The reason she gave for kicking him out of the marial home was that he was too harsh with their 4 kids (they were very annoying kids) & he would not get a full time teaching contract. He worked as a relief teacher & had work pretty much every day. He said he did that because it was less stressful (high school maths teacher). Problem is, he did not have an income over the holiday breaks. Mind you, this woman would not work either, she had 4 kids, even when they started school she would not work.
The exwife is a very controlling, demanding woman. She will not listen to anyone & is of the opinion that she is not at fault in anything that ever happens. They did the whole counselling thing, many times, as soon as a counselor told her she had things that needed addressing she would leave.

Now, she is getting re-married next month. I think there is something off with the guy she is marrying. So does my H. This guy does not work, apparently he has a shoulder injury. He has turned her yard into a junk heap of old cars & trash. I find him somewhat creepy, but cannot put my finger on the problem. He does not have a house, he lived on a run down boat when she met him. He was doing handyman work, she found his ad in the paper.

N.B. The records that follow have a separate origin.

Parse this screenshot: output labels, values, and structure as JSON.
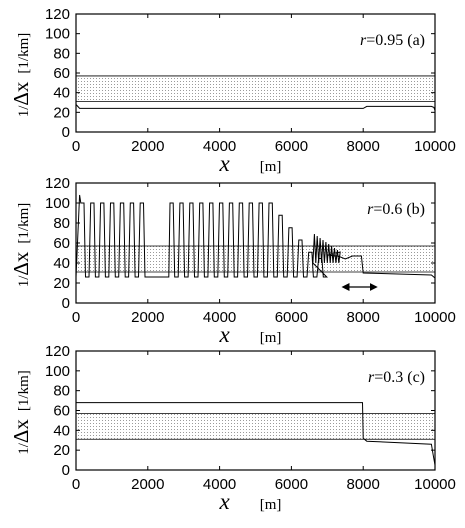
{
  "chart_data": [
    {
      "type": "line",
      "panel": "a",
      "annotation": {
        "var": "r",
        "rest": "=0.95 (a)"
      },
      "xlabel": {
        "var": "x",
        "unit": "[m]"
      },
      "ylabel": {
        "prefix": "1/",
        "var": "Δx",
        "unit": "[1/km]"
      },
      "xlim": [
        0,
        10000
      ],
      "ylim": [
        0,
        120
      ],
      "xticks": [
        0,
        2000,
        4000,
        6000,
        8000,
        10000
      ],
      "yticks": [
        0,
        20,
        40,
        60,
        80,
        100,
        120
      ],
      "band": [
        31,
        57
      ],
      "series": [
        {
          "x": [
            0,
            100,
            200,
            7800,
            8000,
            8100,
            9900,
            9970,
            10000
          ],
          "y": [
            28,
            24,
            24,
            24,
            24,
            26,
            26,
            25,
            22
          ]
        }
      ]
    },
    {
      "type": "line",
      "panel": "b",
      "annotation": {
        "var": "r",
        "rest": "=0.6 (b)"
      },
      "xlabel": {
        "var": "x",
        "unit": "[m]"
      },
      "ylabel": {
        "prefix": "1/",
        "var": "Δx",
        "unit": "[1/km]"
      },
      "xlim": [
        0,
        10000
      ],
      "ylim": [
        0,
        120
      ],
      "xticks": [
        0,
        2000,
        4000,
        6000,
        8000,
        10000
      ],
      "yticks": [
        0,
        20,
        40,
        60,
        80,
        100,
        120
      ],
      "band": [
        31,
        57
      ],
      "arrow_range": [
        7450,
        8350
      ],
      "oscillation": {
        "x_start": 100,
        "x_end": 7000,
        "low": 26,
        "high": 100,
        "peaks": 25,
        "gap": [
          1950,
          2400
        ]
      },
      "series": [
        {
          "x": [
            0,
            100,
            200,
            7000,
            7300,
            7500,
            7700,
            7950,
            8000,
            9900,
            10000
          ],
          "y": [
            26,
            108,
            100,
            48,
            47,
            44,
            47,
            47,
            30,
            28,
            25
          ]
        }
      ]
    },
    {
      "type": "line",
      "panel": "c",
      "annotation": {
        "var": "r",
        "rest": "=0.3 (c)"
      },
      "xlabel": {
        "var": "x",
        "unit": "[m]"
      },
      "ylabel": {
        "prefix": "1/",
        "var": "Δx",
        "unit": "[1/km]"
      },
      "xlim": [
        0,
        10000
      ],
      "ylim": [
        0,
        120
      ],
      "xticks": [
        0,
        2000,
        4000,
        6000,
        8000,
        10000
      ],
      "yticks": [
        0,
        20,
        40,
        60,
        80,
        100,
        120
      ],
      "band": [
        31,
        57
      ],
      "series": [
        {
          "x": [
            0,
            7980,
            8000,
            8100,
            9900,
            9950,
            10000
          ],
          "y": [
            68,
            68,
            32,
            29,
            26,
            15,
            5
          ]
        }
      ]
    }
  ]
}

I was at her place yesterday trying to help her organize their engagement party. I listened to this guy call her 14yo daughter feral, her sons lazy & her exH manipulative. She just sat there & agreed. This from a woman who would not let the kid's own father discipline them. The kids now live more with their father than the mother.

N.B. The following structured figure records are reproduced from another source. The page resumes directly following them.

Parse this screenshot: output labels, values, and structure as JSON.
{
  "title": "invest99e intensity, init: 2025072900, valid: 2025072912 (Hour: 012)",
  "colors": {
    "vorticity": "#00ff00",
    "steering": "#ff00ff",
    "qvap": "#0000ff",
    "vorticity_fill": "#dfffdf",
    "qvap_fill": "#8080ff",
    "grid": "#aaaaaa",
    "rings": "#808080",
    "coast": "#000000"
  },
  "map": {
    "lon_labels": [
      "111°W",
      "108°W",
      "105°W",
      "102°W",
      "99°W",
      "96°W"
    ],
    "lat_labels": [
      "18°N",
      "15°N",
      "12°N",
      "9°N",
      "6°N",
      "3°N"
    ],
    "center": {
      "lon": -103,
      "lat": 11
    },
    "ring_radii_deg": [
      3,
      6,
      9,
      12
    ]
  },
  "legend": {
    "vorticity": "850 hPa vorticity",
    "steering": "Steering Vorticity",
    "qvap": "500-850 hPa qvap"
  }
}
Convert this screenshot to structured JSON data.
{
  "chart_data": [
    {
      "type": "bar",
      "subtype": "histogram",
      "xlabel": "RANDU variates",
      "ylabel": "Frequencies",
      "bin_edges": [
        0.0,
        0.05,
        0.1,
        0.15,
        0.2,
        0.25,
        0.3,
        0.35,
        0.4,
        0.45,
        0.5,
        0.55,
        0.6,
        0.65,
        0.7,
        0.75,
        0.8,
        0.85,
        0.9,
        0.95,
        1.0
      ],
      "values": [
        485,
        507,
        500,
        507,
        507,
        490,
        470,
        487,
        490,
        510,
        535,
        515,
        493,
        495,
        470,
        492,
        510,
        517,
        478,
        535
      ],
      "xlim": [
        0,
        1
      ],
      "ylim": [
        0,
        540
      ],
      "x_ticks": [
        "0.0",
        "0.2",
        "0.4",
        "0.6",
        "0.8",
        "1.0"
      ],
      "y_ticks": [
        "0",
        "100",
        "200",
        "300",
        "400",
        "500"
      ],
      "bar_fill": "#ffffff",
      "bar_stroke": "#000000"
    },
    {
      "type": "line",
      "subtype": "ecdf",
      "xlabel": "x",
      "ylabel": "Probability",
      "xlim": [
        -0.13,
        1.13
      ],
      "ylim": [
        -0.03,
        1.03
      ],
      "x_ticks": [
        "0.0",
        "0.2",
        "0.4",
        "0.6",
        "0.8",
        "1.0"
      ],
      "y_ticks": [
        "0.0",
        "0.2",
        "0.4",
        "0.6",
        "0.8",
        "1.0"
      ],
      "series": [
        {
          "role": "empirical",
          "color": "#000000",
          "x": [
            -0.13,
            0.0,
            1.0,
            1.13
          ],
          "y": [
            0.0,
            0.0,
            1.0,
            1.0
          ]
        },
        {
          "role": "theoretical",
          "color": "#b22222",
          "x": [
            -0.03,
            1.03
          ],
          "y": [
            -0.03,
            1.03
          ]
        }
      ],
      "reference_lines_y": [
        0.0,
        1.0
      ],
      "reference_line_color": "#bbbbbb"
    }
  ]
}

What I am feeling will happen is once they are married next month, he will start to control her & cut her off from people she has known, as well as cut her off from her kids. I asked her if she had read any books on marriage so she could start with new knowledge this time. She replied that they had been going out for 3 years, if there were going to be issues, they would have come up already. I just said that sometimes people change after marriage. She has already cut her sister out of her life because her sister had the audacity to say that she did not like the new man.

I cannot see why she is going after someone who is 10x worse than the ex. Why do some people chose parteners who are bad, over & over??